Food & Drink

What I Learned Going Sugar Free

News4 went #SugarFree for a week and many of us documented our experiences and how we felt. Below is one of our producer's stories of her experience living a virtually sugar free lifestyle. 

I went "sugar free" two years ago… but I feel like I cheated. My co-workers are going through withdrawal symptoms and fighting cravings, but I made the switch without any of those horrible experiences.

A quick note: I’m a TV producer, not a doctor. This is my story, and what works for me – your physician’s advice may vary.

I had a surgical procedure in 2015 that prevents my body from processing sugar normally. When I do eat more than a few grams of sugar, I get very sick. My whole body aches as if I have the flu. I get so tired I can’t keep my eyes open. My heart rate doubles. I feel miserable. The severity of the symptoms, and the amount of time they last, depends on how much sugar I eat.

The operation I had is called Roux en Y, but you likely know it as Gastric Bypass surgery. So now you’re thinking – wait, isn’t that the surgery severely overweight people have to make their stomachs smaller and help them lose weight? It is! What most people don’t understand is the “bypass” part of the procedure. The surgeon makes your stomach smaller, then he bypasses the part of your small intestine responsible for absorbing sugar and fat. There are many kinds of weight loss surgeries, but I opted for Gastric Bypass specifically because it forces you to give up sugar. And it worked: in 14 months I dropped from a size 22 to a size 2.

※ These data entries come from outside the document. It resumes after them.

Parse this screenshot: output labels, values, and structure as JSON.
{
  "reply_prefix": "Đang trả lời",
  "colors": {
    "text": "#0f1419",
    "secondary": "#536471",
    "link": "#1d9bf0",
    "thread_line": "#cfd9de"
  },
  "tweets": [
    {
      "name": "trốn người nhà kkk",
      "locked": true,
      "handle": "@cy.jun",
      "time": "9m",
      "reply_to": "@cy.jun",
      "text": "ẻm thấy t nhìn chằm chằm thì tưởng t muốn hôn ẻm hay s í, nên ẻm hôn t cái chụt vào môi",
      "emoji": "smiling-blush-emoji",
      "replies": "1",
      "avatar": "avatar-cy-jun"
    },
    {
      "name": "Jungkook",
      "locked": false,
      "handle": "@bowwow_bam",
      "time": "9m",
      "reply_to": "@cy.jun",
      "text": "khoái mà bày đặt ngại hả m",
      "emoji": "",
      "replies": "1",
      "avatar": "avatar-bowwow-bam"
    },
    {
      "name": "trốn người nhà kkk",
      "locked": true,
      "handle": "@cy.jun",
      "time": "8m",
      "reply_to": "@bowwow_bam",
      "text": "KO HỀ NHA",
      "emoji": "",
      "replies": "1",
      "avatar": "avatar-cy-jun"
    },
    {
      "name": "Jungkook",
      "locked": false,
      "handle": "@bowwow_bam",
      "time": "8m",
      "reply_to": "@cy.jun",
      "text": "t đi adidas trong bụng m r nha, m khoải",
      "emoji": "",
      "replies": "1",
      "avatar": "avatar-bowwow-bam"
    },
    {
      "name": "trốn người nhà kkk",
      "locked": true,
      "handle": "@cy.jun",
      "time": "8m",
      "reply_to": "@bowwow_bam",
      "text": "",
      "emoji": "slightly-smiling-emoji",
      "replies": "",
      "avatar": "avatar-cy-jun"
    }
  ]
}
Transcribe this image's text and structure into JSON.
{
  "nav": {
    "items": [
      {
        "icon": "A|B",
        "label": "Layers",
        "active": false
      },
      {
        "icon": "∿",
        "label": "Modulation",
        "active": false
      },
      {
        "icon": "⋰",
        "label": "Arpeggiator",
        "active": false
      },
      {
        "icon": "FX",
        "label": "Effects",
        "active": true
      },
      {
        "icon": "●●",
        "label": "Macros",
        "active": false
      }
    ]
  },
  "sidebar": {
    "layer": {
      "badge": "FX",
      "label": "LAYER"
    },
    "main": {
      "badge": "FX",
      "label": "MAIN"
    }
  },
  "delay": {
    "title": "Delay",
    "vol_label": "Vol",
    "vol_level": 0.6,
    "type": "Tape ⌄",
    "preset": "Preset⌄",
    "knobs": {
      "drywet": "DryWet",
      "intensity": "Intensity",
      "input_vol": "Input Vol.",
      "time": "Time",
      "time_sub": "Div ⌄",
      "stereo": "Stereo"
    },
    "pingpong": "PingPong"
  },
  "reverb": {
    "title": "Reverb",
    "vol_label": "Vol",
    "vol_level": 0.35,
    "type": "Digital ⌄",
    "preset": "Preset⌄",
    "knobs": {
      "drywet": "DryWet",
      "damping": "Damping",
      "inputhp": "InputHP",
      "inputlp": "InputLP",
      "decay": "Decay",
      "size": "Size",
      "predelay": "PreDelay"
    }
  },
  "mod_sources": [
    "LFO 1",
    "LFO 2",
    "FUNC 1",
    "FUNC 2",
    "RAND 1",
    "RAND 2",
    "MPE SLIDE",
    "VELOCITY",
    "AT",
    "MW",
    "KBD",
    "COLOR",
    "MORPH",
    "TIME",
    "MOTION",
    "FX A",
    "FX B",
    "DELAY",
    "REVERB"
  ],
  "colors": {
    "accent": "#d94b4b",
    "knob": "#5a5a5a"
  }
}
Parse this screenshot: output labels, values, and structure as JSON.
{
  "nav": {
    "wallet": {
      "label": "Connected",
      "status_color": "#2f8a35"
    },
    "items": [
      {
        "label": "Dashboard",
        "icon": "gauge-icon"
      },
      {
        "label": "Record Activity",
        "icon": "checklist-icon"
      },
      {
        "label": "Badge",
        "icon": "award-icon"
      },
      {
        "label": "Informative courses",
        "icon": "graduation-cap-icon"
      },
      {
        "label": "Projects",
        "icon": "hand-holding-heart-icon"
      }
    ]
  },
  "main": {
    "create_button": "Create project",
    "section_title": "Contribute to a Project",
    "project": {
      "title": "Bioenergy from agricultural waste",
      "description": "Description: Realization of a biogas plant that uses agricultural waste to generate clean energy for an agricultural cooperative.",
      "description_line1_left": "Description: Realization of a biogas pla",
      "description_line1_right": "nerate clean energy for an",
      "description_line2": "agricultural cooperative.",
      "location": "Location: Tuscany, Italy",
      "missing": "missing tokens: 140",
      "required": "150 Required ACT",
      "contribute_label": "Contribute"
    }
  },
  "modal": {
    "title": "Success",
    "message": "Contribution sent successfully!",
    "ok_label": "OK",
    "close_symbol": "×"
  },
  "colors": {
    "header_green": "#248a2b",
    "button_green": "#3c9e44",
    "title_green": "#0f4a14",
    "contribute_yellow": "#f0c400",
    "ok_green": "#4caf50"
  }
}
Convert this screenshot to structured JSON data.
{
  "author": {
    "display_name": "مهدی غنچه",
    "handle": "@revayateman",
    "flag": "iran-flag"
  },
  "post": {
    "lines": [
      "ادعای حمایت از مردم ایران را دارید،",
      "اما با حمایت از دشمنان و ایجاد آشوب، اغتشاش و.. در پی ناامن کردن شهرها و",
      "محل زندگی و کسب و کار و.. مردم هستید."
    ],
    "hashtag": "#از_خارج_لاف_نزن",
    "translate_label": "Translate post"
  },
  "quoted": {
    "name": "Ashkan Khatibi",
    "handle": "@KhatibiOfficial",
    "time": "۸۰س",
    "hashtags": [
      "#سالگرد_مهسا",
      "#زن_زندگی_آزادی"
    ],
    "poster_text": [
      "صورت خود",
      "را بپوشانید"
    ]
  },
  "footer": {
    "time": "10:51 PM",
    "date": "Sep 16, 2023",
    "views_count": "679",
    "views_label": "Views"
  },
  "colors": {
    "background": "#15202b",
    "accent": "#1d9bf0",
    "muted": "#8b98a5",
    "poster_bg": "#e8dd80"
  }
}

As soon as I woke up from anesthesia I was repulsed by the idea of anything sweet. A few months after surgery my husband brought home slices our favorite dessert from the bakery that made our wedding cake. I got nauseous just smelling the icing. Before surgery, I could have eaten that cake for every meal, every day, for weeks. Something about the ‘bypass’ part of the Gastric Bypass acted like a switch, and turned off the section of my brain that constantly craved sweets.

I had zero appetite for anything, let alone sugar, for over a year. Patients wake up from surgery with a stomach that’s 90% smaller than when they went under, so when they do eat, they get fuller faster. The swelling subsides eventually, but after 21 months, my stomach only holds 3 or 4 ounces of food at a time.

Eventually my appetite and my sweet tooth returned, though neither is as voracious as before the procedure. At this point in my post-surgery, post-sugar life, it’s easy to ignore my brain when it begins to crave sweet things; nothing is worth feeling as sluggish, sleepy and as sick as I know sugar makes me feel. The “bypass” is a built-in behavior modification I’m likely to have the rest of my life.

It isn’t fair to say my diet is completely sugar free. It’s more like ‘very low sugar.’ My goal is no more than 6 grams of sugar per meal, and no more than 2 grams in snacks. Deciding not to eat sugar is one thing. Figuring out how to actually avoid it, is another. It’s EVERYWHERE.